Importantly, because we have a correlation ID, we can keep all the telemetry when a failure occurs, not just the telemetry for one system. This lets us understand not only that a failure occured, but why it occurred and where it occurred, even if that operation in itself wasnt a failure.

The ROI

Implemented properly, the knowledge and understanding of a system that we can gain from telemetry is invaluable.

We can use it for debugging, on-call, understanding features, user behaviour, cost analysis, and so much more. The ROI is huge, and the cost of implementing it is relatively low, especially when compared to the cost of not having it when things go wrong.

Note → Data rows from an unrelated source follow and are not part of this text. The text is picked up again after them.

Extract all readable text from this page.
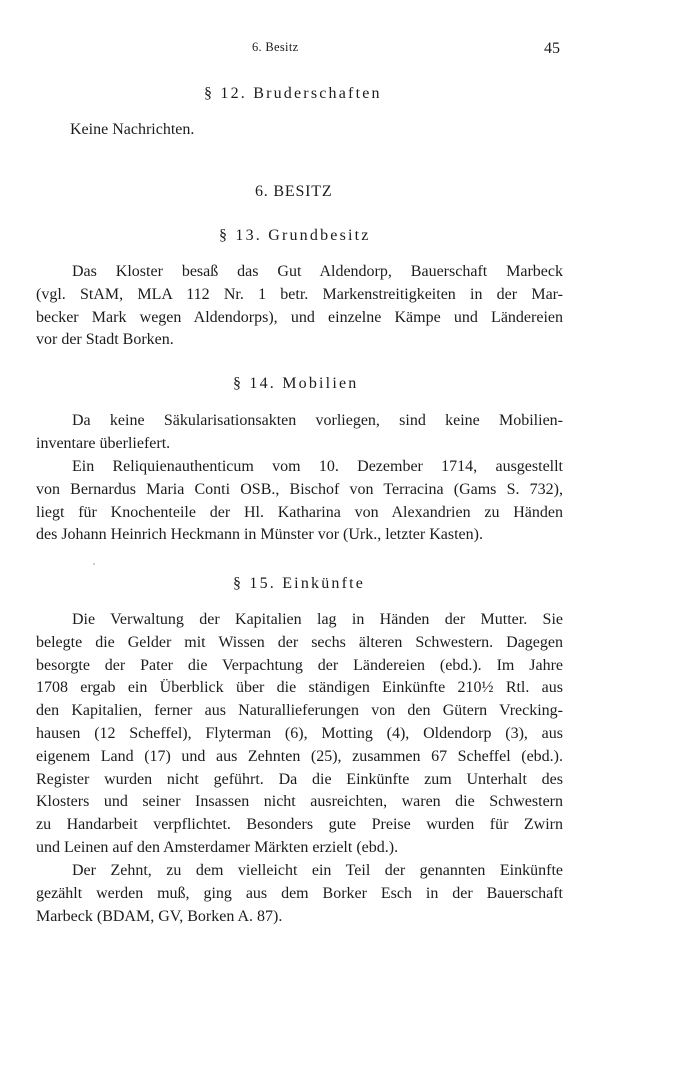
6. Besitz	45
§ 12. Bruderschaften
Keine Nachrichten.
6. BESITZ
§ 13. Grundbesitz
Das Kloster besaß das Gut Aldendorp, Bauerschaft Marbeck
(vgl. StAM, MLA 112 Nr. 1 betr. Markenstreitigkeiten in der Mar-
becker Mark wegen Aldendorps), und einzelne Kämpe und Ländereien
vor der Stadt Borken.
§ 14. Mobilien
Da keine Säkularisationsakten vorliegen, sind keine Mobilien-
inventare überliefert.
Ein Reliquienauthenticum vom 10. Dezember 1714, ausgestellt
von Bernardus Maria Conti OSB., Bischof von Terracina (Gams S. 732),
liegt für Knochenteile der Hl. Katharina von Alexandrien zu Händen
des Johann Heinrich Heckmann in Münster vor (Urk., letzter Kasten).
§ 15. Einkünfte
Die Verwaltung der Kapitalien lag in Händen der Mutter. Sie
belegte die Gelder mit Wissen der sechs älteren Schwestern. Dagegen
besorgte der Pater die Verpachtung der Ländereien (ebd.). Im Jahre
1708 ergab ein Überblick über die ständigen Einkünfte 210½ Rtl. aus
den Kapitalien, ferner aus Naturallieferungen von den Gütern Vrecking-
hausen (12 Scheffel), Flyterman (6), Motting (4), Oldendorp (3), aus
eigenem Land (17) und aus Zehnten (25), zusammen 67 Scheffel (ebd.).
Register wurden nicht geführt. Da die Einkünfte zum Unterhalt des
Klosters und seiner Insassen nicht ausreichten, waren die Schwestern
zu Handarbeit verpflichtet. Besonders gute Preise wurden für Zwirn
und Leinen auf den Amsterdamer Märkten erzielt (ebd.).
Der Zehnt, zu dem vielleicht ein Teil der genannten Einkünfte
gezählt werden muß, ging aus dem Borker Esch in der Bauerschaft
Marbeck (BDAM, GV, Borken A. 87).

Whats even better is we dont have to get it right on day one. We can start small, with just a few fields, and then iterate and improve over time.

  • Each time there is a problem and there was data missing - add it so we capture it for next time
  • When a product manager asks a question about user behaviour, add the fields to answer that question for next time

Summary

We’ve got a long way on the three pillars, but its time to move on. Telemetry is the future, and we should be embracing it. It gives us a much richer understanding of our systems, and allows us to fix problems faster, and improve our systems more effectively.

Whats more it helps us get to be lazy. Information is power, and giving it to the people who need it means engineers are freed from trying to wrangle insights from logs and metrics, and can instead focus on building new features and improving the system.

Every engineer should aspire to be lazy, and telemetry is a great way to achieve that.